We have analysed the top 500 stocks by market cap listed on Indian bourses and studied their consensus earnings upgrades/downgrades for the past six months. This was juxtaposed with the returns generated by these stocks in the same period. Based upon our analysis, we highlight a list of stocks where returns are much higher vis-àvis earnings upgrades, implying that valuations have rerated significantly in the recent past. These stocks run the risk of multiples contraction in case of any significant earnings disappointment.
Overall, we advise caution and staying selective as risk-reward is increasingly getting unattractive, given stretched valuations across sectors and market caps. While macroeconomic fundamentals remain healthy, we expect a moderation in earnings growth trajectory over FY24-26 (~12% CAGR) compared to the FY20-24 period (~20% CAGR) as the high base catches up across most sectors.
Key highlights:
▪ 32%, 47% and 39% stocks of Nifty 50, Nifty midcap 100 and Nifty Small cap 100 respectively have re-rated in excess of 20%, adjusted for earning upgrades in the past six months. On the other hand, only 2%, 4% and 9% stocks of these indices respectively have got de-rated more than 10% in this mentioned period, adjusting for earning revisions.
▪ It is worth noting that despite no significant upgrades in earnings of any of these indices at an aggregate level, mid and small-cap indices stocks have delivered ~25% returns (adjusted for earnings revisions) in the past six months. Considering 15% earnings growth for the year (or 7% for half the year), it can be concluded that the remaining 18% returns (i.e.70% contribution) came from PE re-rating. Surprisingly, as per our analysis even stocks with earnings downgrades have seen an average re-rating of 20-40% in the last 6 months.PE re-rating was the sharpest in Industrials and Consumer clusters followed by IT while BFSI, in particular, has seen modest re-rating.
▪ It can be inferred that the majority of the underlying stocks of these benchmark indices have moved ahead of their fundamentals. Hence, they run the risk of multiples contraction in case of any earnings growth deceleration or flow of money slowing down.
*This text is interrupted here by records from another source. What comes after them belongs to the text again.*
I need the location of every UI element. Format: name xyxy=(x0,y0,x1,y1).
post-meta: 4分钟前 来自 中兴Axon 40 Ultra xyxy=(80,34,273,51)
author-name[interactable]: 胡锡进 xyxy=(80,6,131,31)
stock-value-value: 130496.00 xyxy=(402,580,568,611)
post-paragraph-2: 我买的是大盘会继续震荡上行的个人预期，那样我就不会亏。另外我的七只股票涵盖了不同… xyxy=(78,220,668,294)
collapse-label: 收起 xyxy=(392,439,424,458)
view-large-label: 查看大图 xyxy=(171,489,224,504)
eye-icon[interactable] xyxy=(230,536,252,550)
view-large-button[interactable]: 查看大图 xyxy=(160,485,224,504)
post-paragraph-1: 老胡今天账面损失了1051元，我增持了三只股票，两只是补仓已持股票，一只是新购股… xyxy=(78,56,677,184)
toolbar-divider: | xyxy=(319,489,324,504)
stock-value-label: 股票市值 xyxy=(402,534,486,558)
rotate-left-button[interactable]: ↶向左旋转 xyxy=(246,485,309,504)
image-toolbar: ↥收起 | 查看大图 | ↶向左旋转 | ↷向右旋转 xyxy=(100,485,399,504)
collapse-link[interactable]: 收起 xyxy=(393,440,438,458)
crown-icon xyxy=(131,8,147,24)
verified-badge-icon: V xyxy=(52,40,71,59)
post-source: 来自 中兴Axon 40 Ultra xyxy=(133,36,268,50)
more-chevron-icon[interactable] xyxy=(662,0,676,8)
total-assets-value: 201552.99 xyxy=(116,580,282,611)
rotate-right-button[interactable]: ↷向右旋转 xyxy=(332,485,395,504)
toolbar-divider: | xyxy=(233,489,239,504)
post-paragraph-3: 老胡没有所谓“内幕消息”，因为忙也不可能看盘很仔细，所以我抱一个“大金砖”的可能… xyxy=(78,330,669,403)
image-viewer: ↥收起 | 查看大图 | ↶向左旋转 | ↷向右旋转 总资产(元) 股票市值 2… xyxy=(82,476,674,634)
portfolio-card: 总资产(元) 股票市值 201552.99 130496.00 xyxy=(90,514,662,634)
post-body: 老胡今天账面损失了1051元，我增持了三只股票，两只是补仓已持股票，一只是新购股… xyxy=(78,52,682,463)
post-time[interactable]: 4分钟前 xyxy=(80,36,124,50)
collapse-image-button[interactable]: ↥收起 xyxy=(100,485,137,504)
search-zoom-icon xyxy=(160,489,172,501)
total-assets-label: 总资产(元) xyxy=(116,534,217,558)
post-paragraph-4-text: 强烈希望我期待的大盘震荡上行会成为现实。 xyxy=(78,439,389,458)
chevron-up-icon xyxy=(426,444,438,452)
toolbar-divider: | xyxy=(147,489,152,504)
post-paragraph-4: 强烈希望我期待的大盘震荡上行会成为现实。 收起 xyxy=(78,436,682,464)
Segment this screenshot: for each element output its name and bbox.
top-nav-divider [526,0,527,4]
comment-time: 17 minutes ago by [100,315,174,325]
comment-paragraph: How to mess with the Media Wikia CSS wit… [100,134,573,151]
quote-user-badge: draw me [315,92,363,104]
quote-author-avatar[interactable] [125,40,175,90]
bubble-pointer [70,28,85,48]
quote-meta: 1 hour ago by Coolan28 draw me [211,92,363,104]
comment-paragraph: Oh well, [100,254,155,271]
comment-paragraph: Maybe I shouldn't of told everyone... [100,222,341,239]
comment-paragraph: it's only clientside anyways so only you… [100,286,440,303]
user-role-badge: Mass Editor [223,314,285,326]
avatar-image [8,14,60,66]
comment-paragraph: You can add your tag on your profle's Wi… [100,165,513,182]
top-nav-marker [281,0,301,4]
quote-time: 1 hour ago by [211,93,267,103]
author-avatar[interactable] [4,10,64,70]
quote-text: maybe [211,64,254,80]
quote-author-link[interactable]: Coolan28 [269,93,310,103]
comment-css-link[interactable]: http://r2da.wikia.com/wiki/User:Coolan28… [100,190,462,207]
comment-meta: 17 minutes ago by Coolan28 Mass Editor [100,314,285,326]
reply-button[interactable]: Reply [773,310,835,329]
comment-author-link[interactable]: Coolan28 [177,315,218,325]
This analysis is a reaffirmation of prevailing overvaluation concerns in key benchmark indices, more pronounced in mid and small-cap indices, as highlighted in our previous report Valuation of Indices.
▪ Furthermore, sectors such as upstream oil & gas, capital goods & construction, defence, and consumer durables witnessed sharper rerating than others, adjusted for earnings revisions, whereas in the private banks, NBFCs, footwear, life insurance and media sectors, the re-ratings adjusted for earning revisions were among the lowest.